In het midden van het kamp werd druk overleg gevoerd over wat ons te doen stond. Maar wat konden we doen? De Spanjaarden hielden onze inca gegijzeld en als wij hen zouden aanvallen dan zou hij zeker gedood worden. Dan hadden wij geen inca meer. Ons hele leven en geloof was rondom deze zoon van de zon opgebouwd. Zijn licht mocht niet doven. Alle hooggeplaatste leiders en adviseurs uit het kamp waren meegegaan in de processie en gedood of gevangengenomen.
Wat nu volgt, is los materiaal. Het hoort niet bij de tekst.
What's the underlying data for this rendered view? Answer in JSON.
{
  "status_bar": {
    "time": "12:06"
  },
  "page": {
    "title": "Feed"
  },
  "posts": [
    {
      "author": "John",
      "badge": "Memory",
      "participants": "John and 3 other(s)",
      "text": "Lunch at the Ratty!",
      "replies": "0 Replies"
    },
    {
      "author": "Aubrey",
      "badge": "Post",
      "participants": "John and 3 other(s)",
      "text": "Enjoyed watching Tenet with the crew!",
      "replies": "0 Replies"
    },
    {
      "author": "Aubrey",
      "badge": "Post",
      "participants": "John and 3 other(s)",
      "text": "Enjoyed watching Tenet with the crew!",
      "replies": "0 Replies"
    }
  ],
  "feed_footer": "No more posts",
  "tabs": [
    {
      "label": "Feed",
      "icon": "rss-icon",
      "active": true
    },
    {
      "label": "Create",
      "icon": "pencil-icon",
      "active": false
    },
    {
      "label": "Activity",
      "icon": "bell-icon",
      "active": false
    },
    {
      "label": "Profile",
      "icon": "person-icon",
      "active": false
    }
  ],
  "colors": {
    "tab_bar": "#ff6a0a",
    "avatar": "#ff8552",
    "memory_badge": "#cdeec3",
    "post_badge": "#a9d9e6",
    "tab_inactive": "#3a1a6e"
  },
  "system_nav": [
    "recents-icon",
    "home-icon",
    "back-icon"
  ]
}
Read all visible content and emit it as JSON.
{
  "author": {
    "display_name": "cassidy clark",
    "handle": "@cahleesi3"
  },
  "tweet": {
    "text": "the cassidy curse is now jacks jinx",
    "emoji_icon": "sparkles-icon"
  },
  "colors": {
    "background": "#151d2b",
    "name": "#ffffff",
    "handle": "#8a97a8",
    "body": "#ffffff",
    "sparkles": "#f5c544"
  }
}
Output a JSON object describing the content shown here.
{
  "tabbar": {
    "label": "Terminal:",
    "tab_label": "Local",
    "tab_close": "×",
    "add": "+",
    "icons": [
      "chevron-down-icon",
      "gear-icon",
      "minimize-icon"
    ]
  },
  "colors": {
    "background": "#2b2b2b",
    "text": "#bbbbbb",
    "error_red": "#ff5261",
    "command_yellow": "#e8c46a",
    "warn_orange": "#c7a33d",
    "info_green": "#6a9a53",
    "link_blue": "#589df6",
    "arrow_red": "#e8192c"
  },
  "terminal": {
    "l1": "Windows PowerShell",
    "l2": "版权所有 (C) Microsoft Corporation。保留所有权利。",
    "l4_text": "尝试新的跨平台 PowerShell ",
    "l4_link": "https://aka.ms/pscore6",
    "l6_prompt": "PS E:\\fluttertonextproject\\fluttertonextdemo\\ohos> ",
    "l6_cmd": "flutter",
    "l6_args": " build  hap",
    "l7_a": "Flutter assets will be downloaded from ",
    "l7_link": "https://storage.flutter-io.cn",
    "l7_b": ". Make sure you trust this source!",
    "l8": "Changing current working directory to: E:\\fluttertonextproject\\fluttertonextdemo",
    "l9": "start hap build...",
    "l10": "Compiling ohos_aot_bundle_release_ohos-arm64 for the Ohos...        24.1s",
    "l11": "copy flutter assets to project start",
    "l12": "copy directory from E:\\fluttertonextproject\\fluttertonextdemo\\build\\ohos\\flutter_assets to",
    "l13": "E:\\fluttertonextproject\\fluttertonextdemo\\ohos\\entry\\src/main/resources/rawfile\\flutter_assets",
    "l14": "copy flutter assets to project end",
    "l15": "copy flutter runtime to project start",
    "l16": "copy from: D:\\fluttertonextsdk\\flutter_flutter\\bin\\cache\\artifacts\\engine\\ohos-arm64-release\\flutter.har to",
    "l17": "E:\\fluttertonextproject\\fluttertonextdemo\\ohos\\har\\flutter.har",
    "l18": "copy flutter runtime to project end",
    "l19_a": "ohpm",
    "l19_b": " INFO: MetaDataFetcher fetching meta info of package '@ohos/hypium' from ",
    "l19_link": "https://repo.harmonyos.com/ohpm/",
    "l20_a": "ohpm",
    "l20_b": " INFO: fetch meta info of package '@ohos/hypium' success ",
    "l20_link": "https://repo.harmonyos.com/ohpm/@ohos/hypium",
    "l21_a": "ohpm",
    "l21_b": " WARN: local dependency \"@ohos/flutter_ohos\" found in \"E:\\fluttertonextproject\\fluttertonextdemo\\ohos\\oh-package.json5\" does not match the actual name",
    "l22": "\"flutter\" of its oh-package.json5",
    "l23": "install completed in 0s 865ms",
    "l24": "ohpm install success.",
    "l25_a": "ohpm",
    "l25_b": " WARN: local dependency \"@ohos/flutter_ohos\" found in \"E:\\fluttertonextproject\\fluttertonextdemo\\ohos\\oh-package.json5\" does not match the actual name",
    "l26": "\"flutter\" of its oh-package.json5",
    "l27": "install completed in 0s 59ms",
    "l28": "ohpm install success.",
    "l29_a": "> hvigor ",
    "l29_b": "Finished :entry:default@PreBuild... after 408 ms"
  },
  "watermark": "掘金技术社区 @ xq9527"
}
Er was niemand achtergebleven die wist wat we moesten doen. Misschien had Umu raad geweten, maar die was er niet.

Rondom de kampvuren bij de tenten werd die nacht druk gepraat. Niemand ging slapen. We konden gewoonweg niet bevatten wat er gebeurd was. Wie had kunnen bedenken - na alle mooie woorden van vriendschap - dat de vreemdelingen ons zomaar zouden aanvallen zonder reden of waarschuwing? Dat was tegen alle regels van oorlogvoering in. Eerst moesten de leiders van de vijandelijke eenheden samen tot overeenstemming proberen te komen, maar onze inca had de gouverneur van de witte mannen nog niet eens gezien of hij was al in de boeien geslagen. Het was gewoon verraad. Smerige achterbakse bedriegerij! We konden er niet over uit.

Luisterend naar de stemmen rondom en starend naar de flikkerende kampvuurtjes die over de hele bergflank oplichtten als sterren aan de hemel, voelde ik me veilig en getroost. We hadden een grote groep mensen op een verschrikkelijk lage manier verloren, maar de inca leefde nog. Het zou goed komen, toch? Door die geruststellende gedachte liet ik mij in slaap wiegen. Verdriet maakt doodmoe.